Before establishing Intel, Moore and Noyce participated in the founding of Fairchild Semiconductor, where they played central roles in the first commercial production of diffused silicon transistors and later the world’s first commercially viable integrated circuits. The two had previously worked together under William Shockley, the co-inventor of the transistor and founder of Shockley Semiconductor, which was the first semiconductor company established in what would become Silicon Valley. Upon striking out on their own, Moore and Noyce hired future Intel CEO Andy Grove as the third employee, and the three of them built Intel into one of the world’s great companies. Together they became known as the “Intel Trinity,” and their legacy continues today.

In addition to Moore’s seminal role in founding two of the world’s pioneering technology companies, he famously forecast in 1965 that the number of transistors on an integrated circuit would double every year – a prediction that came to be known as Moore’s Law.

“All I was trying to do was get that message across, that by putting more and more stuff on a chip we were going to make all electronics cheaper,” Moore said in a 2008 interview.

With his 1965 prediction proven correct, in 1975 Moore revised his estimate to the doubling of transistors on an integrated circuit every two years for the next 10 years. Regardless, the idea of chip technology growing at an exponential rate, continually making electronics faster, smaller, and cheaper, became the driving force behind the semiconductor industry and paved the way for the ubiquitous use of chips in millions of everyday products.

In 2022, Gelsinger announced the renaming of the Ronler Acres campus in Oregon – where Intel teams develop future process technologies – to Gordon Moore Park at Ronler Acres.
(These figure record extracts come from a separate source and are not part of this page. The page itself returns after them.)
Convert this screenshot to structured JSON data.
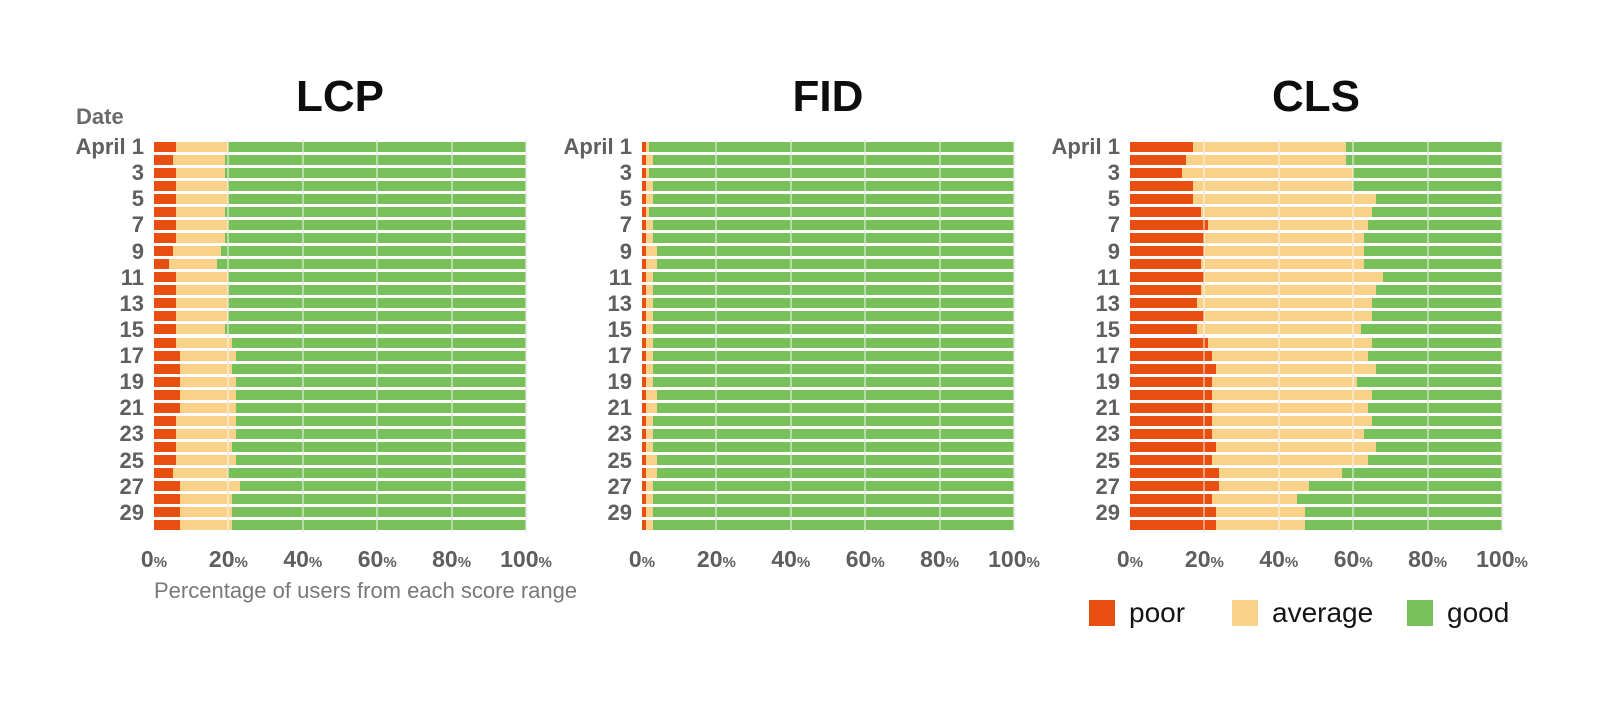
{
  "date_axis_label": "Date",
  "legend": [
    {
      "label": "poor",
      "color": "#e84e0f"
    },
    {
      "label": "average",
      "color": "#f9d189"
    },
    {
      "label": "good",
      "color": "#78c05a"
    }
  ],
  "colors": {
    "poor": "#e84e0f",
    "average": "#f9d189",
    "good": "#78c05a",
    "gridline": "#dcdcdc",
    "axis_text": "#5f5f5f",
    "title_text": "#0d0d0d"
  },
  "chart_data": [
    {
      "type": "bar",
      "stacked": true,
      "orientation": "horizontal",
      "title": "LCP",
      "xlabel": "Percentage of users from each score range",
      "xlim": [
        0,
        100
      ],
      "x_ticks": [
        "0%",
        "20%",
        "40%",
        "60%",
        "80%",
        "100%"
      ],
      "grid": true,
      "series_names": [
        "poor",
        "average",
        "good"
      ],
      "row_labels": [
        "April 1",
        "",
        "3",
        "",
        "5",
        "",
        "7",
        "",
        "9",
        "",
        "11",
        "",
        "13",
        "",
        "15",
        "",
        "17",
        "",
        "19",
        "",
        "21",
        "",
        "23",
        "",
        "25",
        "",
        "27",
        "",
        "29",
        ""
      ],
      "rows": [
        [
          6,
          14,
          80
        ],
        [
          5,
          14,
          81
        ],
        [
          6,
          13,
          81
        ],
        [
          6,
          14,
          80
        ],
        [
          6,
          14,
          80
        ],
        [
          6,
          13,
          81
        ],
        [
          6,
          14,
          80
        ],
        [
          6,
          13,
          81
        ],
        [
          5,
          13,
          82
        ],
        [
          4,
          13,
          83
        ],
        [
          6,
          14,
          80
        ],
        [
          6,
          14,
          80
        ],
        [
          6,
          14,
          80
        ],
        [
          6,
          14,
          80
        ],
        [
          6,
          13,
          81
        ],
        [
          6,
          15,
          79
        ],
        [
          7,
          15,
          78
        ],
        [
          7,
          14,
          79
        ],
        [
          7,
          15,
          78
        ],
        [
          7,
          15,
          78
        ],
        [
          7,
          15,
          78
        ],
        [
          6,
          16,
          78
        ],
        [
          6,
          16,
          78
        ],
        [
          6,
          15,
          79
        ],
        [
          6,
          16,
          78
        ],
        [
          5,
          15,
          80
        ],
        [
          7,
          16,
          77
        ],
        [
          7,
          14,
          79
        ],
        [
          7,
          14,
          79
        ],
        [
          7,
          14,
          79
        ]
      ]
    },
    {
      "type": "bar",
      "stacked": true,
      "orientation": "horizontal",
      "title": "FID",
      "xlabel": "",
      "xlim": [
        0,
        100
      ],
      "x_ticks": [
        "0%",
        "20%",
        "40%",
        "60%",
        "80%",
        "100%"
      ],
      "grid": true,
      "series_names": [
        "poor",
        "average",
        "good"
      ],
      "row_labels": [
        "April 1",
        "",
        "3",
        "",
        "5",
        "",
        "7",
        "",
        "9",
        "",
        "11",
        "",
        "13",
        "",
        "15",
        "",
        "17",
        "",
        "19",
        "",
        "21",
        "",
        "23",
        "",
        "25",
        "",
        "27",
        "",
        "29",
        ""
      ],
      "rows": [
        [
          1,
          1,
          98
        ],
        [
          1,
          2,
          97
        ],
        [
          1,
          1,
          98
        ],
        [
          1,
          2,
          97
        ],
        [
          1,
          2,
          97
        ],
        [
          1,
          1,
          98
        ],
        [
          1,
          2,
          97
        ],
        [
          1,
          2,
          97
        ],
        [
          1,
          3,
          96
        ],
        [
          1,
          3,
          96
        ],
        [
          1,
          2,
          97
        ],
        [
          1,
          2,
          97
        ],
        [
          1,
          2,
          97
        ],
        [
          1,
          2,
          97
        ],
        [
          1,
          2,
          97
        ],
        [
          1,
          2,
          97
        ],
        [
          1,
          2,
          97
        ],
        [
          1,
          2,
          97
        ],
        [
          1,
          2,
          97
        ],
        [
          1,
          3,
          96
        ],
        [
          1,
          3,
          96
        ],
        [
          1,
          2,
          97
        ],
        [
          1,
          2,
          97
        ],
        [
          1,
          2,
          97
        ],
        [
          1,
          3,
          96
        ],
        [
          1,
          3,
          96
        ],
        [
          1,
          2,
          97
        ],
        [
          1,
          2,
          97
        ],
        [
          1,
          2,
          97
        ],
        [
          1,
          2,
          97
        ]
      ]
    },
    {
      "type": "bar",
      "stacked": true,
      "orientation": "horizontal",
      "title": "CLS",
      "xlabel": "",
      "xlim": [
        0,
        100
      ],
      "x_ticks": [
        "0%",
        "20%",
        "40%",
        "60%",
        "80%",
        "100%"
      ],
      "grid": true,
      "series_names": [
        "poor",
        "average",
        "good"
      ],
      "row_labels": [
        "April 1",
        "",
        "3",
        "",
        "5",
        "",
        "7",
        "",
        "9",
        "",
        "11",
        "",
        "13",
        "",
        "15",
        "",
        "17",
        "",
        "19",
        "",
        "21",
        "",
        "23",
        "",
        "25",
        "",
        "27",
        "",
        "29",
        ""
      ],
      "rows": [
        [
          17,
          41,
          42
        ],
        [
          15,
          43,
          42
        ],
        [
          14,
          46,
          40
        ],
        [
          17,
          43,
          40
        ],
        [
          17,
          49,
          34
        ],
        [
          19,
          46,
          35
        ],
        [
          21,
          43,
          36
        ],
        [
          20,
          43,
          37
        ],
        [
          20,
          43,
          37
        ],
        [
          19,
          44,
          37
        ],
        [
          20,
          48,
          32
        ],
        [
          19,
          47,
          34
        ],
        [
          18,
          47,
          35
        ],
        [
          20,
          45,
          35
        ],
        [
          18,
          44,
          38
        ],
        [
          21,
          44,
          35
        ],
        [
          22,
          42,
          36
        ],
        [
          23,
          43,
          34
        ],
        [
          22,
          39,
          39
        ],
        [
          22,
          43,
          35
        ],
        [
          22,
          42,
          36
        ],
        [
          22,
          43,
          35
        ],
        [
          22,
          41,
          37
        ],
        [
          23,
          43,
          34
        ],
        [
          22,
          42,
          36
        ],
        [
          24,
          33,
          43
        ],
        [
          24,
          24,
          52
        ],
        [
          22,
          23,
          55
        ],
        [
          23,
          24,
          53
        ],
        [
          23,
          24,
          53
        ]
      ]
    }
  ]
}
The RA4 building that’s home to much of Intel’s Technology Development Group was also renamed The Moore Center along with its café, The Gordon.

“I can think of no better way to honor Gordon and the profound impact he’s had on this company than by bestowing his name on this campus,” Gelsinger said at the event. “I hope we did you proud today, Gordon. And the world thanks you.”
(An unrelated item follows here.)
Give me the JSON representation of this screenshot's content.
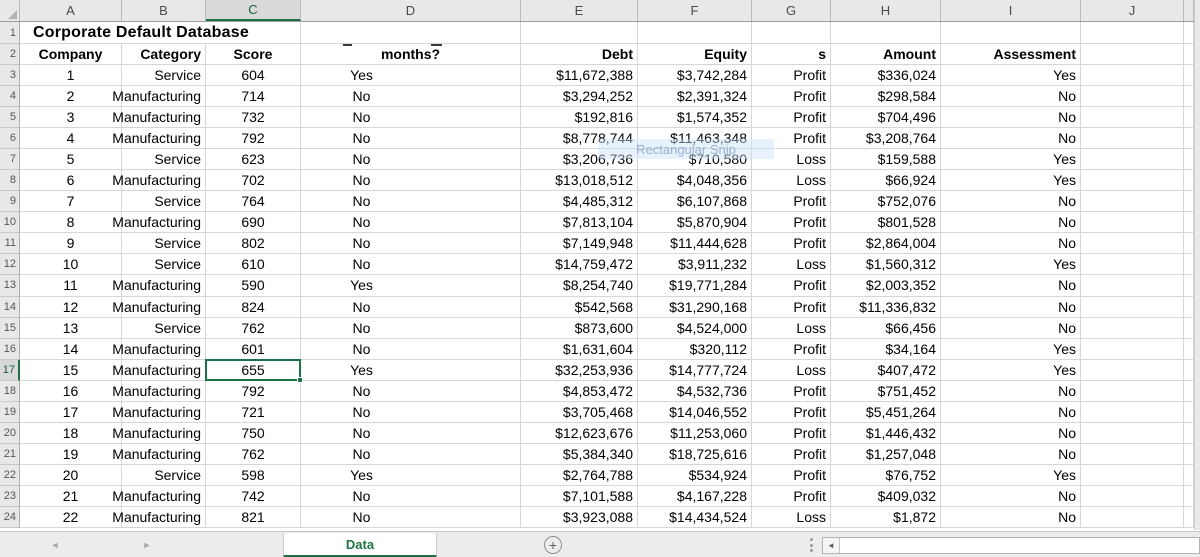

Gordon Earle Moore was born in San Francisco on Jan. 3, 1929, to Walter Harold and Florence Almira “Mira” (Williamson) Moore. Moore was educated at San Jose State University, the University of California at Berkeley, and the California Institute of Technology, where he was awarded a Ph.D. in chemistry in 1954.

He started his research career at the Johns Hopkins Applied Physics Laboratory in Maryland. He returned to California in 1956 to join Shockley Semiconductor. In 1957, Moore co-founded Fairchild Semiconductor, a division of Fairchild Camera and Instrument, along with Robert Noyce and six other colleagues from Shockley Semiconductor. Eleven years later, Moore and Noyce co-founded Intel.
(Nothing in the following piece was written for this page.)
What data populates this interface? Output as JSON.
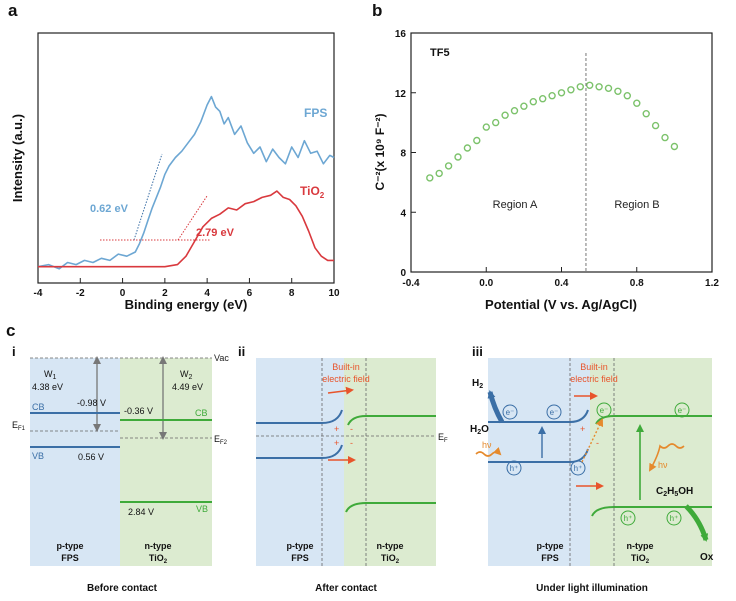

With Fairchild and Intel came financial success. Beginning with individual gifts, many of them anonymous, then forming the Moore Family Foundation, and eventually, in 2000, creating the Gordon and Betty Moore Foundation, Moore and his wife sought philanthropy to make the world a better place for future generations. His passion for impact and measurement were hallmarks of his philanthropic work and aspirations.

He received the National Medal of Technology from President George H.W. Bush in 1990, and the Presidential Medal of Freedom, the nation’s highest civilian honor, from President George W. Bush in 2002.

After retiring from Intel in 2006, Moore divided his time between California and Hawaii, serving as chairman of the board for the Gordon and Betty Moore Foundation until transitioning to chairman emeritus in 2018. Moore also served as a member of the board of directors of Conservation International and Gilead Sciences, Inc. He was a member of the National Academy of Engineering, a Fellow of the Royal Society of Engineers, and a Fellow of the Institute of Electrical and Electronics Engineers. He served as chairman of the board of trustees of the California Institute of Technology from 1995 until the beginning of 2001 and continued as a Life Trustee.

In 1950, Moore married Betty Irene Whitaker, who survives him. Moore is also survived by sons Kenneth and Steven and four grandchildren.